Moody’s Investors Service removed Rhode Island’s general obligation and appropriation-dependent debt from review for downgrade after the state passed an $8.2 billion budget that included a $2.5 million bond payment for 38 Studios debt.
As lawmakers debated paying the moral obligation debt on bonds related to failed video-game company 38 Studios, Moody’s on June 17 warned of a GO downgrade, possibly several notches, from Aa2.
Last week, Rhode Island’s House and Senate approved bond payment and the budget, which Chafee is expected to sign. Chafee and other state leaders said the state could have risked a backlash in the capital markets by defaulting.
“I am pleased that, despite some lively debate, the General Assembly has ultimately chosen to do the right thing and live up to our debts,” Chafee said in a statement late Monday. “This sends a clear message to the investment community that Rhode Island is a state that will continue to honor its obligations.

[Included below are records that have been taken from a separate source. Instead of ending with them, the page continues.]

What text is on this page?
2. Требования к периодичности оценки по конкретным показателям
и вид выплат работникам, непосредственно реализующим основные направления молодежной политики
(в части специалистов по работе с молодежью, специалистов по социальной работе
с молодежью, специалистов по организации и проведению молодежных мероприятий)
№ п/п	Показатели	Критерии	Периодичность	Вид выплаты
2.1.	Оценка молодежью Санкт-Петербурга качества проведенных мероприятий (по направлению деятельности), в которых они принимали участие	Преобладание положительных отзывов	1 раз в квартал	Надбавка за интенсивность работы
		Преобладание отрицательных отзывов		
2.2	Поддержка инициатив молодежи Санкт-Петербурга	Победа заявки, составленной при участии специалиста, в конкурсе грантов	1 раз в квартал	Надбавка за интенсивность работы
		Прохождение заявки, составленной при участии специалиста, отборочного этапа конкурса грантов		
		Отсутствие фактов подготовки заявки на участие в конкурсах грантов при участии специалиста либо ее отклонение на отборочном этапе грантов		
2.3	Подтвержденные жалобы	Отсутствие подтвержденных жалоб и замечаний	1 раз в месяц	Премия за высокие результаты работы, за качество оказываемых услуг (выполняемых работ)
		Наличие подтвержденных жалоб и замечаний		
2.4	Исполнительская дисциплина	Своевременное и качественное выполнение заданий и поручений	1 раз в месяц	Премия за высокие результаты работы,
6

“With that in mind, Moody’s action demonstrates that those beyond our borders will continue to take notice of our efforts to make decisions in the interest of the long-term fiscal health of our state.”
Critics accused Moody’s of effectively dictating public policy, and some said Rhode Island could save more by defaulting, even with the higher borrowing costs associated with a lower rating.
“Ultimately, coloer heads prevailed,” said Alan Schankel, a managing director at Janney Capital Markets in Philadelphia.
Moody’s also affirmed its Baa1 rating on 38 Studios bonds, which it downgraded two notches and placed on review two weeks ago. The Rhode Island Economic Development Corp. issued $75 million of bonds in 2010, backed by the state’s moral obligation, to backstop the move of former Boston Red Sox pitcher Curt Schilling from Maynard, Mass., to downtown Providence.
Fitch Ratings and Standard & Poor’s rate Rhode Island GO bonds AA.